General Authorized Access (GAA) spectrum is unlikely to be as widely used in rural areas when compared to suburban and urban use, they argued.

Although NRTC has responsibly disaggregated portions of its nationwide 220 MHz spectrum, “most of the larger carriers have a poor track record of ‘sharing’ spectrum,” according to their presentation. “We therefore do not support the notion that these disaggregation schemes are a reasonable substitute for the smaller PAL license areas that we recommend.”

RELATED: AT&T eyeing GAA, but not too much until 3.5 GHz CBRS license rules are know

Separately, General Electric (GE) has been another big proponent for census-tract licensing for PALs. GE, its industrial and critical-infrastructure customers and others plan to make intensive use of the spectrum with targeted, localized wireless network deployments designed to generate a wave of new cutting-edge jobs and economic growth in urban, suburban, rural and remote areas, the company has said (PDF).
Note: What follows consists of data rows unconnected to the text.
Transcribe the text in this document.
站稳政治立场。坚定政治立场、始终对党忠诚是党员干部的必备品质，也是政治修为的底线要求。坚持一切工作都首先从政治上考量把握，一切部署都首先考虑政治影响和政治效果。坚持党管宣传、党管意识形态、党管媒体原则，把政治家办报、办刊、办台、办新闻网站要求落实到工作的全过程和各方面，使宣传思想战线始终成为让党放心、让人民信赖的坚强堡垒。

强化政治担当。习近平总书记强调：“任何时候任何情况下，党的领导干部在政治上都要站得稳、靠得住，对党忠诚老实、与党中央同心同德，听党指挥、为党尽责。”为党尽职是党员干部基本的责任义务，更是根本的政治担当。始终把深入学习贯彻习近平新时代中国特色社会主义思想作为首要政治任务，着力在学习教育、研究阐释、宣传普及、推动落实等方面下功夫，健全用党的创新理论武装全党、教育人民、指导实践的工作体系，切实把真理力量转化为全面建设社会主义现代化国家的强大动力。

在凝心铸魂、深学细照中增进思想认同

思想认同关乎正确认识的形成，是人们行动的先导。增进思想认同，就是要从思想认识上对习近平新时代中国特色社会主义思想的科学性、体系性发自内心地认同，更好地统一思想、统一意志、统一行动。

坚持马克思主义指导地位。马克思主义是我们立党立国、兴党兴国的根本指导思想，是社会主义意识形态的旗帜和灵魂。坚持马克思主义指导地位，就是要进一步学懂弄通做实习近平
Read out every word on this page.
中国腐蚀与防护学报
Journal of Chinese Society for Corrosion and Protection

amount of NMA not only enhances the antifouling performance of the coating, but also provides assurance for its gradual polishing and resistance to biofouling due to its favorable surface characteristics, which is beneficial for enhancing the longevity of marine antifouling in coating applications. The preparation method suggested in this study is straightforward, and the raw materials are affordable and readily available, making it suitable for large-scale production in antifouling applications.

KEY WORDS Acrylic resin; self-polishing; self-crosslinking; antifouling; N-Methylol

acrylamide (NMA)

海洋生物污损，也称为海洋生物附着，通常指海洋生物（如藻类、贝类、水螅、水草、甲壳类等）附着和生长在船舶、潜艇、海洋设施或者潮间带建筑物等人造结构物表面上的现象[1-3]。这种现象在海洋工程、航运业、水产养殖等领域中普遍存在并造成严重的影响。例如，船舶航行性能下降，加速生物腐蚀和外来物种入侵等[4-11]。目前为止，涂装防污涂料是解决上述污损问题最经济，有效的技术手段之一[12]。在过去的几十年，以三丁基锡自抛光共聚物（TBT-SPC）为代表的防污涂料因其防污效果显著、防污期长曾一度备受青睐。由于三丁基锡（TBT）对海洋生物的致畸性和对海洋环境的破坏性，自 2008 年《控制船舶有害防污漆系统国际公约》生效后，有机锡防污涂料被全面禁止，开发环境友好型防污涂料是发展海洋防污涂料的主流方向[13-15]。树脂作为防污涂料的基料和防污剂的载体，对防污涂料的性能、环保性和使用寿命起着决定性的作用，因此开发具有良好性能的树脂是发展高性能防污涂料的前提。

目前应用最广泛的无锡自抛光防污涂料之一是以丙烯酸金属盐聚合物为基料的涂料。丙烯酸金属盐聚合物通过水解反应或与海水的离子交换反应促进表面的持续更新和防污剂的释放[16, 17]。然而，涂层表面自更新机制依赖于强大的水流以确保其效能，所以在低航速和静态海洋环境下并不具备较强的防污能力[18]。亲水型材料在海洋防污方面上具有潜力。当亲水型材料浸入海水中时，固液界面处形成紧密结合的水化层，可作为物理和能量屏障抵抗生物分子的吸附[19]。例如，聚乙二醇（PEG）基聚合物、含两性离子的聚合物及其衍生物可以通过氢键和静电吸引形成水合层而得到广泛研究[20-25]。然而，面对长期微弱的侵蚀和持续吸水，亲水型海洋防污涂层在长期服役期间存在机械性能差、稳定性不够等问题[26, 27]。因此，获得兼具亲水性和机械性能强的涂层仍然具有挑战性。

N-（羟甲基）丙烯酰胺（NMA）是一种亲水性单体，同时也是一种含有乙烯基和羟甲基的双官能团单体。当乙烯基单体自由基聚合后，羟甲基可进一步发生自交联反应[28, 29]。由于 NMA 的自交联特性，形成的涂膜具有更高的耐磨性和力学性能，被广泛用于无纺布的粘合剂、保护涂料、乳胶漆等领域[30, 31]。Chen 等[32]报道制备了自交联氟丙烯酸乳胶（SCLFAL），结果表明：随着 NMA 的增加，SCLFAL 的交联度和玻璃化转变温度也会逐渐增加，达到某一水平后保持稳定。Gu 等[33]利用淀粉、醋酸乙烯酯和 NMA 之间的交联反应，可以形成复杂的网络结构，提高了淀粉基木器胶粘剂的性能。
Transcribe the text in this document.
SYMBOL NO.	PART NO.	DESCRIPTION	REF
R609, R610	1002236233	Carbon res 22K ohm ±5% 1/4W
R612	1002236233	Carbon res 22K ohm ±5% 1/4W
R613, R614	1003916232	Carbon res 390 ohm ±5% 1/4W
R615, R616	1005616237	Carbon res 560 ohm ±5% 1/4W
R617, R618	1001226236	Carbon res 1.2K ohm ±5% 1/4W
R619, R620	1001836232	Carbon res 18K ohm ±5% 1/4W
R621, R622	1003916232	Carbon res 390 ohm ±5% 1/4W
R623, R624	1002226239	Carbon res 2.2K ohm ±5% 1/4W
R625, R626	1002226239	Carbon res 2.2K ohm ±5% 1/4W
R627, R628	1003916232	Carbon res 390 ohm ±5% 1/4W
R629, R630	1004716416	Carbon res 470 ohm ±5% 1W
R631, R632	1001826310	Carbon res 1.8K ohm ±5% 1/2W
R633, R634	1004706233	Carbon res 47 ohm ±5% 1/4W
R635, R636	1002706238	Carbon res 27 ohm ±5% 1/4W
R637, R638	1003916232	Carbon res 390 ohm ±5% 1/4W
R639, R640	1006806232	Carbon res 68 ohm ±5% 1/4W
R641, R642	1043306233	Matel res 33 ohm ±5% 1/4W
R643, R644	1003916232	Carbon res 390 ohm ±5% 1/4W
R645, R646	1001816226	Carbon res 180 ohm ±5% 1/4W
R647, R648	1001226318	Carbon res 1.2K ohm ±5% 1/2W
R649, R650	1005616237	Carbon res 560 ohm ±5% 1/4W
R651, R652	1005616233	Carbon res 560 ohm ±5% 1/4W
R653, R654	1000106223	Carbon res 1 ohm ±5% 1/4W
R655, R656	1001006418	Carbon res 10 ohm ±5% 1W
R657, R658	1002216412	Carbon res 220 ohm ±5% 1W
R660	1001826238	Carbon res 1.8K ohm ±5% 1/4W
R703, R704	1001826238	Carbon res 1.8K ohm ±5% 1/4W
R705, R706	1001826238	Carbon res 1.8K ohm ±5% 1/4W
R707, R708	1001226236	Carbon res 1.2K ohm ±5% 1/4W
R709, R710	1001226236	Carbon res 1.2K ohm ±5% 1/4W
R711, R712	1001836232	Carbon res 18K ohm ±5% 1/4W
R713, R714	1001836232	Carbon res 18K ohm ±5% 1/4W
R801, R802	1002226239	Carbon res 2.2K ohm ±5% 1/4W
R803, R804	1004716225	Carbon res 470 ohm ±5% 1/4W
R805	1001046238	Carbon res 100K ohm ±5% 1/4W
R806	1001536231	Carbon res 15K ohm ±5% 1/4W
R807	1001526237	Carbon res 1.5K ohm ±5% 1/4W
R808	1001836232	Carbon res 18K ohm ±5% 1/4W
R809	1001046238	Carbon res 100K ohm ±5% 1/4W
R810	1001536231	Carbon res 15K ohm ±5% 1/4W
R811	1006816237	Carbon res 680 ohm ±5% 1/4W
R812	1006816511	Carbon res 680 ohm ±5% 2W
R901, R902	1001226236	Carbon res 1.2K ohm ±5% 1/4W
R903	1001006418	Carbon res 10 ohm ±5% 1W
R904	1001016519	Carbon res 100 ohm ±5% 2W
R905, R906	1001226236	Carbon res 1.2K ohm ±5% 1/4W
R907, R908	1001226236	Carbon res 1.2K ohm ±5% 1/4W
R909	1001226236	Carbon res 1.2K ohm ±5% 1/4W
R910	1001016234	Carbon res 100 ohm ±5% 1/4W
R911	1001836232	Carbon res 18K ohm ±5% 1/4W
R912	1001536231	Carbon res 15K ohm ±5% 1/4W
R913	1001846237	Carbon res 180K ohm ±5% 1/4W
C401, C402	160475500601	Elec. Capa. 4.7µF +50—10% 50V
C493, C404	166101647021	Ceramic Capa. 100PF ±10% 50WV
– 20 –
Under the commission’s current rules, GE and its customers would be able to use their own licensed 3.5 GHz spectrum to “self-provision” industrial IoT (IIoT) wireless connectivity over geographically targeted, private TDD-LTE networks, rather than having to rely solely on wireless carriers’ licensed spectrum and services.

GE acknowledged it has a huge economic stake in the preservation of census-tract licensing and the use of the 3.5 GHz band as a springboard for the IIoT. The design, installation and support of digital infrastructure are increasingly important elements in GE’s business and it talks about providing its IIoT customers with “connectivity in a box” in the 3.5 GHz band.


The FCC currently is reviewing its rules for the band after T-Mobile and CTIA last year submitted petitions to the agency seeking to make the rules more conducive to investment by carriers and more harmonized with the rest of the world when it comes to 5G.